Certainly he may also tell you things that are true. But there will be no way to tell what's true and what he's saying because he thinks it's what you want to hear. And the effort of confirming what's true (if anything at all) and what isn't diverts resources away from doing useful things. Things like actually investigating.

If you believe in the value of torture, you are simply stupid.

Dick Cheney, this means you.

Now, the stupidity of torture, of course, isn't the worst thing about it.

The really hideous thing about torture is the way it dehumanizes both its victims and its perpetrators.

Torture is a war crime.

And any official who has condoned, permitted, directed or approved torture is guilty of a war crime.

More guilty, I would argue, that even those who performed the torture first hand.

George Walker Bush, 43d President of the United States, this means you.

But even you, George Walker Bush, are not beyond the reach of grace.

And the thinking person's conservative, Andrew Sullivan, offers you a way to atone for your grievous sin.

In a column in The Atlantic this month, Andrew Sullivan (the only conservative commentator on American politics who is at all worth reading - or at all capable of critical thinking) sets forth clearly and conscisely how the best possible outcome would be for George Walker Bush to come forward and take personal responsibility for approving the violation of American and international law.

Structuring his column as an open letter to 43, Sullivan begins by making the case that forcing the former President to do the right thing would be destructive to his country.

I have come to accept that it would be too damaging and polarizing to the American polity to launch legal prosecutions against you, and deeply unfair to solely prosecute those acting on your orders or in your name. President Obama’s decision thus far to avoid such prosecutions is a pragmatic and bipartisan one in a time of war, as is your principled refusal to criticize him publicly in his first months.
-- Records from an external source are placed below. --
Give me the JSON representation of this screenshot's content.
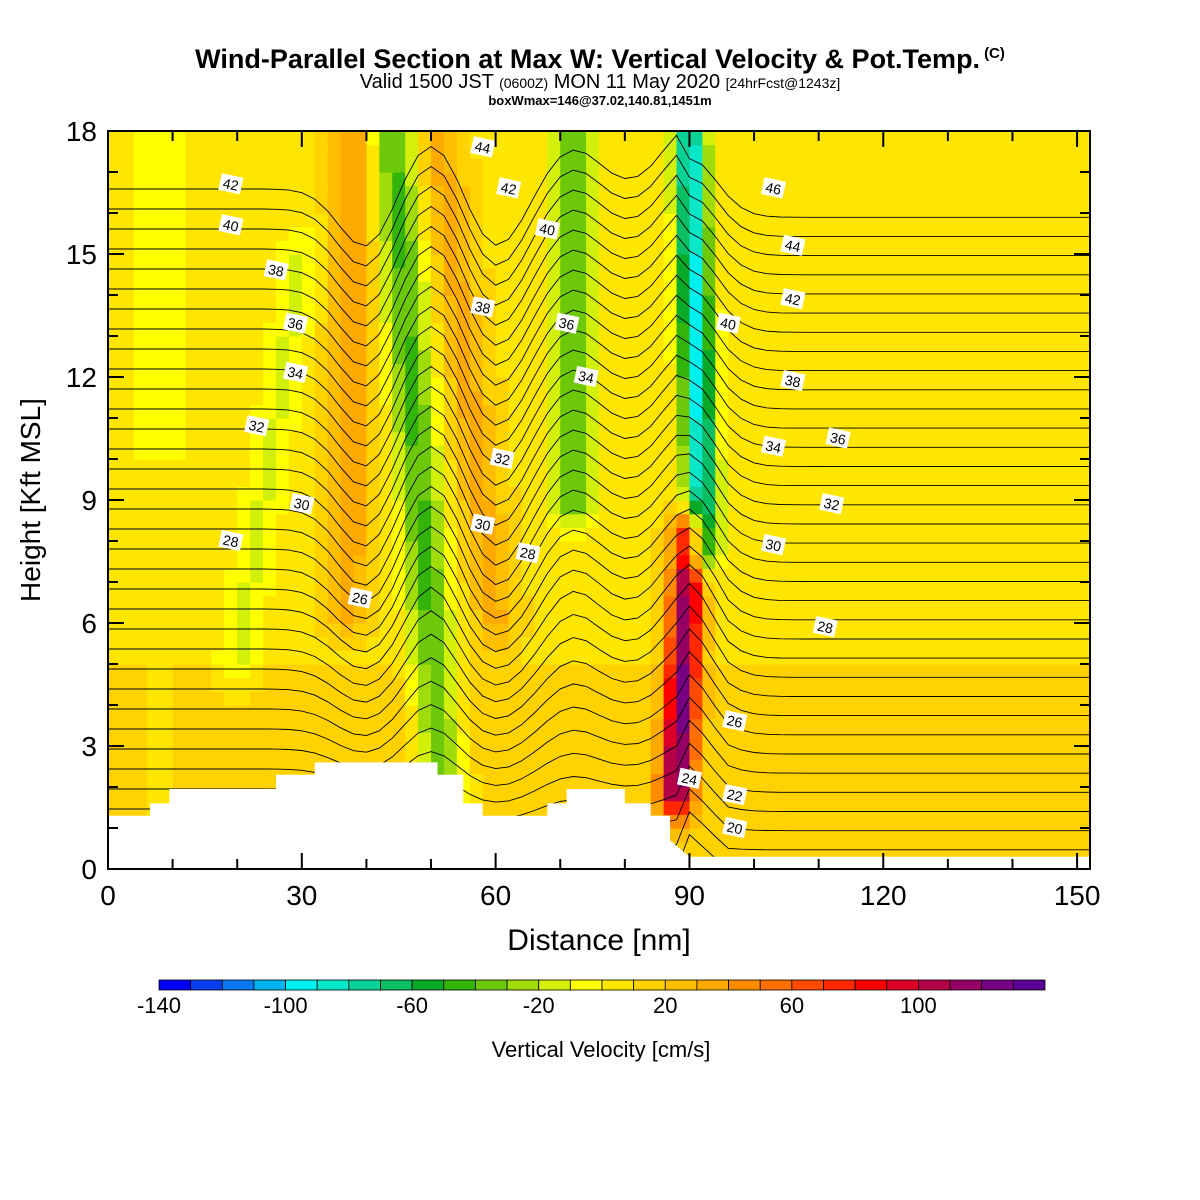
{
  "header": {
    "title_main": "Wind-Parallel Section at Max W: Vertical Velocity & Pot.Temp.",
    "title_mark": "(C)",
    "valid_prefix": "Valid 1500 JST",
    "valid_zulu": "(0600Z)",
    "valid_date": "MON 11 May 2020",
    "forecast_tag": "[24hrFcst@1243z]",
    "box_info": "boxWmax=146@37.02,140.81,1451m"
  },
  "colorbar": {
    "label": "Vertical Velocity [cm/s]",
    "tick_labels": [
      "-140",
      "-100",
      "-60",
      "-20",
      "20",
      "60",
      "100"
    ],
    "colors": [
      "#0000f5",
      "#0a3cf0",
      "#0a78f0",
      "#00b4f0",
      "#00f0f0",
      "#0ae6c8",
      "#0ad296",
      "#0abe64",
      "#0aaa28",
      "#32b40a",
      "#6ec80a",
      "#a0dc0a",
      "#d2f00a",
      "#ffff00",
      "#ffe600",
      "#ffd200",
      "#ffbe00",
      "#ffaa00",
      "#ff8c00",
      "#ff6e00",
      "#ff4b00",
      "#ff2800",
      "#ff0000",
      "#dc0028",
      "#b40046",
      "#960064",
      "#780082",
      "#5a0096"
    ]
  },
  "chart_data": {
    "type": "heatmap",
    "xlabel": "Distance [nm]",
    "ylabel": "Height [Kft MSL]",
    "xlim": [
      0,
      152
    ],
    "ylim": [
      0,
      18
    ],
    "x_ticks": [
      0,
      30,
      60,
      90,
      120,
      150
    ],
    "y_ticks": [
      0,
      3,
      6,
      9,
      12,
      15,
      18
    ],
    "field": "vertical velocity [cm/s]",
    "velocity_cores": [
      {
        "x_base": 37,
        "x_top": 38,
        "y_from": 6.5,
        "y_to": 18,
        "w": 30
      },
      {
        "x_base": 52,
        "x_top": 44,
        "y_from": 1.5,
        "y_to": 18,
        "w": -50
      },
      {
        "x_base": 60,
        "x_top": 51,
        "y_from": 6,
        "y_to": 18,
        "w": 25
      },
      {
        "x_base": 72,
        "x_top": 72,
        "y_from": 9,
        "y_to": 18,
        "w": -45
      },
      {
        "x_base": 88,
        "x_top": 90,
        "y_from": 2,
        "y_to": 8,
        "w": 110
      },
      {
        "x_base": 92,
        "x_top": 90,
        "y_from": 8,
        "y_to": 18,
        "w": -100
      },
      {
        "x_base": 20,
        "x_top": 30,
        "y_from": 5,
        "y_to": 15,
        "w": -20
      }
    ],
    "terrain_height_kft": [
      [
        0,
        1.3
      ],
      [
        6.5,
        1.3
      ],
      [
        6.5,
        1.6
      ],
      [
        9.5,
        1.6
      ],
      [
        9.5,
        1.95
      ],
      [
        26,
        1.95
      ],
      [
        26,
        2.3
      ],
      [
        32,
        2.3
      ],
      [
        32,
        2.6
      ],
      [
        51,
        2.6
      ],
      [
        51,
        2.3
      ],
      [
        55,
        2.3
      ],
      [
        55,
        1.6
      ],
      [
        58,
        1.6
      ],
      [
        58,
        1.3
      ],
      [
        68,
        1.3
      ],
      [
        68,
        1.6
      ],
      [
        71,
        1.6
      ],
      [
        71,
        1.95
      ],
      [
        80,
        1.95
      ],
      [
        80,
        1.6
      ],
      [
        84,
        1.6
      ],
      [
        84,
        1.3
      ],
      [
        87,
        1.3
      ],
      [
        87,
        0.7
      ],
      [
        90,
        0.3
      ],
      [
        152,
        0.3
      ]
    ],
    "theta_contour_labels": [
      {
        "text": "42",
        "x": 19,
        "y": 16.7
      },
      {
        "text": "40",
        "x": 19,
        "y": 15.7
      },
      {
        "text": "38",
        "x": 26,
        "y": 14.6
      },
      {
        "text": "36",
        "x": 29,
        "y": 13.3
      },
      {
        "text": "34",
        "x": 29,
        "y": 12.1
      },
      {
        "text": "32",
        "x": 23,
        "y": 10.8
      },
      {
        "text": "30",
        "x": 30,
        "y": 8.9
      },
      {
        "text": "28",
        "x": 19,
        "y": 8.0
      },
      {
        "text": "26",
        "x": 39,
        "y": 6.6
      },
      {
        "text": "44",
        "x": 58,
        "y": 17.6
      },
      {
        "text": "42",
        "x": 62,
        "y": 16.6
      },
      {
        "text": "40",
        "x": 68,
        "y": 15.6
      },
      {
        "text": "38",
        "x": 58,
        "y": 13.7
      },
      {
        "text": "36",
        "x": 71,
        "y": 13.3
      },
      {
        "text": "34",
        "x": 74,
        "y": 12.0
      },
      {
        "text": "32",
        "x": 61,
        "y": 10.0
      },
      {
        "text": "30",
        "x": 58,
        "y": 8.4
      },
      {
        "text": "28",
        "x": 65,
        "y": 7.7
      },
      {
        "text": "46",
        "x": 103,
        "y": 16.6
      },
      {
        "text": "44",
        "x": 106,
        "y": 15.2
      },
      {
        "text": "42",
        "x": 106,
        "y": 13.9
      },
      {
        "text": "40",
        "x": 96,
        "y": 13.3
      },
      {
        "text": "38",
        "x": 106,
        "y": 11.9
      },
      {
        "text": "36",
        "x": 113,
        "y": 10.5
      },
      {
        "text": "34",
        "x": 103,
        "y": 10.3
      },
      {
        "text": "32",
        "x": 112,
        "y": 8.9
      },
      {
        "text": "30",
        "x": 103,
        "y": 7.9
      },
      {
        "text": "28",
        "x": 111,
        "y": 5.9
      },
      {
        "text": "26",
        "x": 97,
        "y": 3.6
      },
      {
        "text": "24",
        "x": 90,
        "y": 2.2
      },
      {
        "text": "22",
        "x": 97,
        "y": 1.8
      },
      {
        "text": "20",
        "x": 97,
        "y": 1.0
      }
    ]
  }
}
But moving on without actually confronting or addressing the very grave evidence of systematic abuse and torture under your administration poses profound future dangers. It gives the impression that nothing immoral or illegal took place. Indeed, since leaving office, your own vice president has even bragged of these interrogation techniques; and many in your own party threaten to reinstate such policies in the future. Their extreme rhetoric seems likely to shape—to contaminate—history’s view of your presidency, indeed of the Bush name, and the world’s view of America. But my biggest fear is this: in the event of a future attack on the United States, another president will feel tempted, or even politically compelled, to resort to the same brutalizing policy, with the same polarizing, demoralizing, war-crippling results. I am writing you now because it is within your power—and only within your power—to prevent that from happening.
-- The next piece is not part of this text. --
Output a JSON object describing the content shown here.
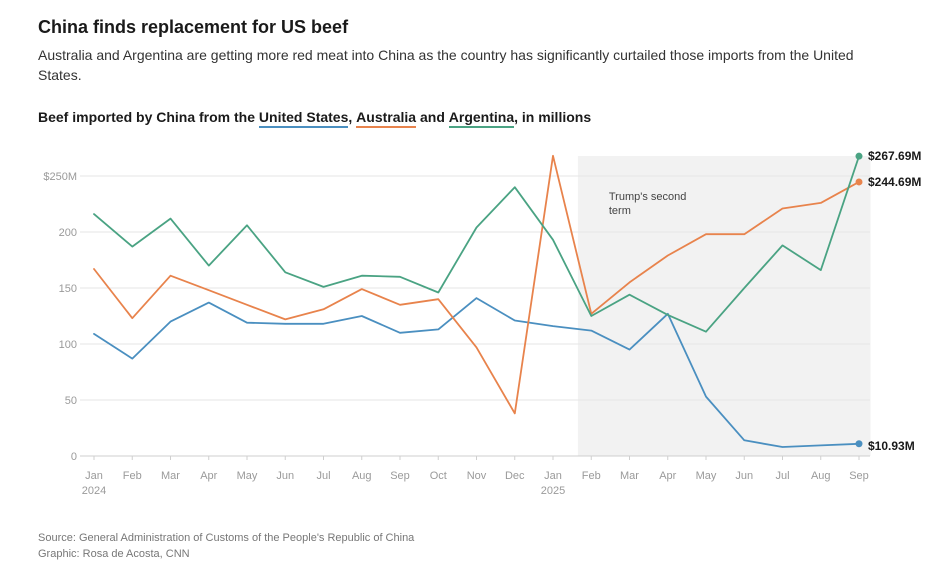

He then makes the case that the only way for the United States to recover any sort of moral integrity is for the former President to man up and be accountable.

Examine the moral and ethical question. Could any moral person who saw the abuse of human beings at Abu Ghraib, Bagram, Camp Cropper, Camp Nama, and uncounted black sites across the globe and at sea believe it was in compliance with America’s “respect” and “law and freedom”? As president, your job was not to delegate moral responsibility for these acts, but to take moral responsibility for them. You said a decade ago: “Once you put your hand on the Bible and swear in [to public office], you must set a high standard and be responsible for your own actions.”

The point of this letter, Mr. President, is to beg you to finally take responsibility for this stain on American honor and this burden on a war we must win. It is to plead with you to own what happened under your command, and to reject categorically the phony legalisms, criminal destruction of crucial evidence, and retrospective rationalizations used to pretend that none of this happened. It happened. You once said, “I’m worried about a culture that says … ‘If you’ve got a problem blame somebody else.’” I am asking you to stop blaming others for the consequences of decisions you made.

Go. Read the whole thing. It's more than worth it.

Then pray that George Walker Bush will read it. Read, mark, learn and inwardly digest it.